The Sea Views
I still can’t really get over how brilliant it is to be able to get up in the morning and go for a run and, instead of trudging along grey London streets wondering how much carbon monoxide I’m breathing in, to be out on a cliff overlooking the sea within minutes. There’s something about the sea which is inspiring, quite apart from the fresh air and views and the fact that as long as you are running along the sea edge you can go for miles without having to cross a road.
The undercliff walk
If I was going to invent a perfect running location, what would I ask for? No vehicles, good surface, no roads to cross, plenty of space to pass other runners, nice views, and toilets and cafes regularly spaced along it. Ladies and gentlemen, I give you: the Undercliff Walk. Just under 3 miles long (which I agree is not especially long, but a 6-mile round run is not bad, and this route is ideal for intervals) it runs from Brighton Marina to Saltdean and is bordered on one side by impressive cliffs and on the other, of course, by beach and sea. This makes it a beautiful location to run in regardless of the weather and, while it may well be cold and windswept at times, the robust wall means you are at least protected from the sea in all but the very worst weather. There are a couple of locations along it where there are public toilets which, let’s face it, is always useful, as well as more than one cafe. There are also plenty of spots where you can access the top of the cliff above, and get back onto the main road, if you want to make this part of a longer run.

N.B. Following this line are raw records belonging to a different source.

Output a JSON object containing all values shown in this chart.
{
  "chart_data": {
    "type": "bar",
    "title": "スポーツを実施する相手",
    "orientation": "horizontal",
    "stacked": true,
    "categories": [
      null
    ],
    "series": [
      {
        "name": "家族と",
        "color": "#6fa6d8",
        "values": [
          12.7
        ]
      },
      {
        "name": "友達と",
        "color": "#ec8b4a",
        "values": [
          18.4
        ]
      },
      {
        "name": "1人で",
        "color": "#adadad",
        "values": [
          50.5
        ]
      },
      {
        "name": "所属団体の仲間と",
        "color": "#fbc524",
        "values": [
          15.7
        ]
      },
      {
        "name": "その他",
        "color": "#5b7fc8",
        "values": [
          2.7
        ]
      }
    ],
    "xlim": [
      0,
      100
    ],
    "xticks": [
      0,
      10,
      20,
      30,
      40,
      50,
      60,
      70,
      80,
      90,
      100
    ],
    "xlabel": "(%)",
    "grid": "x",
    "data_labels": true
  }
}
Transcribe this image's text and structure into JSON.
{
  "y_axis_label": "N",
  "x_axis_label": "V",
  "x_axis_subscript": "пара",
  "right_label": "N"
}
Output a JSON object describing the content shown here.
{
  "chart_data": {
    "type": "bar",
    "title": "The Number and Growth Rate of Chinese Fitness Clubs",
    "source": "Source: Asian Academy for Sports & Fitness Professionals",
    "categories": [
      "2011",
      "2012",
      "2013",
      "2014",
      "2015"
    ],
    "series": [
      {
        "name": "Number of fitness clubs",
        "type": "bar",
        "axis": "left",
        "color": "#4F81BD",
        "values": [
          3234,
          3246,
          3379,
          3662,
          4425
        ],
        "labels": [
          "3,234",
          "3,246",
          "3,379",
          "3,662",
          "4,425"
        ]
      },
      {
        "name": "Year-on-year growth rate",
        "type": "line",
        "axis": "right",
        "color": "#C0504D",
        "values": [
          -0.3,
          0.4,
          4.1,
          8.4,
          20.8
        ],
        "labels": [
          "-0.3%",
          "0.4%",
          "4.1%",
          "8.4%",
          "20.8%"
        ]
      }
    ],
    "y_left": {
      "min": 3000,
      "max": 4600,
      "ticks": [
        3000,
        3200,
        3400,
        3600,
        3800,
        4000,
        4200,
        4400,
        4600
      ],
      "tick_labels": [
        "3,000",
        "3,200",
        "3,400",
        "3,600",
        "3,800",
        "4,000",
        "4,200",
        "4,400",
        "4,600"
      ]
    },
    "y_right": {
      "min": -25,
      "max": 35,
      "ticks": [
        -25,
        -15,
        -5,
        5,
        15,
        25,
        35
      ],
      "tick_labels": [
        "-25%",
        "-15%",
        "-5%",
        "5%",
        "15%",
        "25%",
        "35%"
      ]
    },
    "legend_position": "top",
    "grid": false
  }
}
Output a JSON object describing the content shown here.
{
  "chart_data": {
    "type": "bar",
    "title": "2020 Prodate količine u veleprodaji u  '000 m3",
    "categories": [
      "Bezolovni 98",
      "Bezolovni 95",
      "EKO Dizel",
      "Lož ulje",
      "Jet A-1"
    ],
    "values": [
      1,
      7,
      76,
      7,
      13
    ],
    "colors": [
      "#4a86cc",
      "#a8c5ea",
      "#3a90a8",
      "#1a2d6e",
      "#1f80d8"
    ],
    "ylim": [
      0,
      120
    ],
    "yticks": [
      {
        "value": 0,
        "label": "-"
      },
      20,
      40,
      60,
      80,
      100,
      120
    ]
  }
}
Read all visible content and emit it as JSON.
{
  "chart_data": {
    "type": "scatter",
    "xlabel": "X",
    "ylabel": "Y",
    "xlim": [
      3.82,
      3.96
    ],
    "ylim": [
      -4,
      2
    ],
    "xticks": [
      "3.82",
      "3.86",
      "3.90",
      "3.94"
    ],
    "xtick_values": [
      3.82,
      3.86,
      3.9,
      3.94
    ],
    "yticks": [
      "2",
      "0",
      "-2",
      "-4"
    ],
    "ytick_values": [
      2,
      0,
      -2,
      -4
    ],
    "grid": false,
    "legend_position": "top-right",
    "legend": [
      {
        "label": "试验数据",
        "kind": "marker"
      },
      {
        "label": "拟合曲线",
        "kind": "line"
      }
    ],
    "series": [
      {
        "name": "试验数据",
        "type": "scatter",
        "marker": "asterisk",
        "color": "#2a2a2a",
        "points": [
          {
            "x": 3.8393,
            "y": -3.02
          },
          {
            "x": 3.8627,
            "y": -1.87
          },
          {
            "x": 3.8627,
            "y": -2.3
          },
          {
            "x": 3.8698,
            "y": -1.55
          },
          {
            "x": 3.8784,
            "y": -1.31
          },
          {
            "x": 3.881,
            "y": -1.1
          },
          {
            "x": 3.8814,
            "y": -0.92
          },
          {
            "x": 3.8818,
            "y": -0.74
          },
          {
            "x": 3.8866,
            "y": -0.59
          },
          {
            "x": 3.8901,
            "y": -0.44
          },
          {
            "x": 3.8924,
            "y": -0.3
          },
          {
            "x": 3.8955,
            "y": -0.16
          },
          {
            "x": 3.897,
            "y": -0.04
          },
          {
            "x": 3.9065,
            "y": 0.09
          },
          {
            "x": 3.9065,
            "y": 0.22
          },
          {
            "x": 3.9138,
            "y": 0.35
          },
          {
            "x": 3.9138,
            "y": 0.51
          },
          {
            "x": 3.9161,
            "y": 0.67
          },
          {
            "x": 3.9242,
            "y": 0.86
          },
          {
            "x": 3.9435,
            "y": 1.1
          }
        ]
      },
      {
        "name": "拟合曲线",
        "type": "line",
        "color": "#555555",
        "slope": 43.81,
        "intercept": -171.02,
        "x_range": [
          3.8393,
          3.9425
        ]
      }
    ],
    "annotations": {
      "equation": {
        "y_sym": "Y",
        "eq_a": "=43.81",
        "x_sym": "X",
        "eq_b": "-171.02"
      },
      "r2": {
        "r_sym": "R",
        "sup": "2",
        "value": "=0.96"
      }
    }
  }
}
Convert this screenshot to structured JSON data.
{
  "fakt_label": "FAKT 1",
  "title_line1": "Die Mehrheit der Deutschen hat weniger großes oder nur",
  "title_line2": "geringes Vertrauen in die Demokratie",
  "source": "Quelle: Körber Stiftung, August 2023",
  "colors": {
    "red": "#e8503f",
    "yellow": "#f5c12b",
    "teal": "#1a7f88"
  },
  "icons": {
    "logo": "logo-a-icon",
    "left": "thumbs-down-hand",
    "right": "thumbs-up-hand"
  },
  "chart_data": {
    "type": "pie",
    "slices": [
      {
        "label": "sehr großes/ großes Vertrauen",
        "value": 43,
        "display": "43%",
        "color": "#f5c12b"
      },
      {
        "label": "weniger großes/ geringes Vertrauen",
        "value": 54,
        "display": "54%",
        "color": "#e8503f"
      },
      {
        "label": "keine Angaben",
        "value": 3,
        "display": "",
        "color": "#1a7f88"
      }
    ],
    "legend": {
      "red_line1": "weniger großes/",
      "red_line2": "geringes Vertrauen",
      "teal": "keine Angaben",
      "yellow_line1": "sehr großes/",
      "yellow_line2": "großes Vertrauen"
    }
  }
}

It really is a unique location and a genuine pleasure to run along.
Being stuck as it is between the South Downs and the sea, Brighton has some pretty serious hills. Immediately behind my flat I can easily get over 100m of ascent in only about 1.5km. It makes it very easy to chuck in some hill sprints at the end of a run, or plan a nice rolling route that really tests my endurance. As you know, I’m a fan of using hills to vary your running and build extra fitness without having to go faster or longer.
Of course, Brighton is not the only place with hills, but it is very nice to be able to find such a variety of elevation, making it easy to plan a route that is just as demanding as you need it to be for whatever training you are doing.
The South Downs
When I was living in London I used to love getting a train out of town and running along one of the nearby trails – Ridgeway, North Downs Way or South Downs Way being the closest. All of them, though, ended up being over an hour on the train which would make a trip require basically a whole day, and a fair bit of planning. Brighton, on the other hand, is literally a matter of 3-4 miles from the South Downs Way, a long and spectacular trail that runs all the way from Eastbourne to Winchester (itself a very very pretty town and a fun place to end a run).
It’s not just the South Downs Way, though. The whole South Downs is a National Park, and it literally starts where Brighton ends – there are plenty of smaller trails and footpaths, hills to run up, forests to run in, and so on. It’s not particularly isolated or rugged but it is pretty and varied and makes for a thoroughly pleasant break from pounding the streets.